In the interests of transparency I should tell you that the camera in question was wielded by Rankin - the celebrity photographer who's snapped everybody from the Queen to Kate Moss. With a star-studded career that kicked off in 1999 and has only kept climbing since, it's common knowledge in the fashion world that Rankin could make a three-day hangover look sexy. Or glamorous. Or elegant, or whatever transformation you so required for your glossy centrefold. So, the BearFaced photo shoot - showing us how going without make up should look - had Rankin. It also had lighting. A studio. A hairstylist. A re-touching team. Photoshop. You get my drift.
Putting the 'natural' celebrity photos aside for a second, it's clear that this is a charity campaign aimed at the world of the stylish - the celebrity photographer and the big names, plus it all revolves around make up. Accordingly, the fashion media chimed in, with a flurry of the social media and online articles which also cause me problems. Throwing around words like 'brave' and 'bare all', magazines from ELLE to Hello! hammer home the very clear message - a woman without make up is so shocking that the very action of choosing not to apply in the morning is one worth sponsorship.
Regardless of whether you do or you don't wear makeup, regardless of how much or how little, as a woman with a face, I can tell you that this idea feels weird. The impenetrable weirdness of the concept is perhaps most obvious when you lay this charity campaign side-by-side with another campaign which encourages altering one's appearance in exchange for the well-meant cash of family and friends.
Compare, for example, the BearFaced campaign - which is ostensibly for women to participate in - with Movember, the ultra-masculine 30-day moustache growing challenge which sweeps the nation by storm each November. While women were (quite quietly and without much furore) encouraged to be brave and bear all for a brief working day, men are spiritedly roused to rally the troops and master the mo' for a whole month.
Putting aside the fact that men are asked to enhance while women are asked to subtract for these charity challenges, which could inadvertently lead us down a not-very-fashion Freudian rabbit hole, there are still plenty of things that confuse me about the contrasts between the two.
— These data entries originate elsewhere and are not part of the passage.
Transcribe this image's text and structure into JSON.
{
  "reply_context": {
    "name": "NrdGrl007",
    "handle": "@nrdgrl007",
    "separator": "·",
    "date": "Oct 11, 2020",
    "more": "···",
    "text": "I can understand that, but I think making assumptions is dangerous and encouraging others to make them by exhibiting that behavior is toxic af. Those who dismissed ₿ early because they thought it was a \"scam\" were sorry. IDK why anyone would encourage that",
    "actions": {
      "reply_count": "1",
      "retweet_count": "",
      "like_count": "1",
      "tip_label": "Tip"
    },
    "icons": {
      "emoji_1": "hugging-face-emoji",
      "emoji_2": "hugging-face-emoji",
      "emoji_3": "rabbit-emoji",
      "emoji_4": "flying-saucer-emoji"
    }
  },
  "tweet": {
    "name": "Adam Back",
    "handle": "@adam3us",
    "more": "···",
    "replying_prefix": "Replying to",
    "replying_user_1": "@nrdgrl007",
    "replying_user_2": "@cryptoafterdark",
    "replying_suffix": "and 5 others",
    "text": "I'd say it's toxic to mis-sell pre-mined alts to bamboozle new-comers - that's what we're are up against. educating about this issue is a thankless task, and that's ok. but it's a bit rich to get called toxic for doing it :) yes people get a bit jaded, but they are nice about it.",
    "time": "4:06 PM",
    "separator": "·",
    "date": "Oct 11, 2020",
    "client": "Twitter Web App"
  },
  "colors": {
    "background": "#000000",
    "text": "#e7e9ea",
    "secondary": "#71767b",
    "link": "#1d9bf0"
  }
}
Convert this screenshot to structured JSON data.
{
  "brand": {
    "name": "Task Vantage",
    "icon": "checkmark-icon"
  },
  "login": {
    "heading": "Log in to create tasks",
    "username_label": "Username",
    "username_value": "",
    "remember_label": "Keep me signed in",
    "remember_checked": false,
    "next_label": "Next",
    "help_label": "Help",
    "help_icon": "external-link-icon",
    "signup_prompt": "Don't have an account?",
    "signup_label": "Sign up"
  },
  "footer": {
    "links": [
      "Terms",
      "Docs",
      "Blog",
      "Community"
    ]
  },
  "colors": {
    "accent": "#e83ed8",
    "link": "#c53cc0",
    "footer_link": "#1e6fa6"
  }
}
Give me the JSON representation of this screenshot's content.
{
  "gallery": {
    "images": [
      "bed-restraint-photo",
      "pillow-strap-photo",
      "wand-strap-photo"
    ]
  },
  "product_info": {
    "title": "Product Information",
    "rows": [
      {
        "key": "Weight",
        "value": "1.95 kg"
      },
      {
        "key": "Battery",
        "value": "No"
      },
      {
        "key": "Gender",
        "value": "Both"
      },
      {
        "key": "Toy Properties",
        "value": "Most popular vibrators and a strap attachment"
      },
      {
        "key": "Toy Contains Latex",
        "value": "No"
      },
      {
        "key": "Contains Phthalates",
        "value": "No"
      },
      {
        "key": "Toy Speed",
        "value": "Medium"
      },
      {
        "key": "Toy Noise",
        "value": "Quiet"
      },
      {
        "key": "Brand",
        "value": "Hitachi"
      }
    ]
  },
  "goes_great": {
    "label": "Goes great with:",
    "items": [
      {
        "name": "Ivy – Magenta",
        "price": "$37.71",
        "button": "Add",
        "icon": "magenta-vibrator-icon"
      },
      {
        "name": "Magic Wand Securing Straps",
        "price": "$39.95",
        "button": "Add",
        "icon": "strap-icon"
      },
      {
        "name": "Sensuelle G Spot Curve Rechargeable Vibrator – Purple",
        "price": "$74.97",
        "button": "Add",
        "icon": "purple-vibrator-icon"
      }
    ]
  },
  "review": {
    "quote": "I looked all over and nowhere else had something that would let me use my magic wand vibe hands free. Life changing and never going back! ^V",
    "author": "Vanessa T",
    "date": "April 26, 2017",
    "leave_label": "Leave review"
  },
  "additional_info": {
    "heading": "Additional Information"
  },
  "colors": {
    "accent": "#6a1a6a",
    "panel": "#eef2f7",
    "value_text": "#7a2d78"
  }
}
I'm not sure, for starters, what to think about the fact that a man changing his appearance facially is wrapped in a big butch bow of comradeship and the spirit of healthy challenge, whilst a woman changing the way she looks is dangerous, something she must dare - and be dared - to do.
I'm not sure if this comparison proves that make-up, and the act of applying to cover up, is so ingrained in our culture that we simply can't face (pun kind of intended) the thought of women without it.
I'm not sure why this is a part of the fund-raising incentives organised by BBC Children in Need, an organisation which supports 'projects working with children and young people...who are experiencing disadvantage' as a result of many things, but most relevantly 'behavioural or psychological difficulties', such as, for example perhaps, body dysmorphia.
I'm not sure, in short, why anybody ever thought the BearFaced campaign was a good idea - and why there aren't more people wondering that.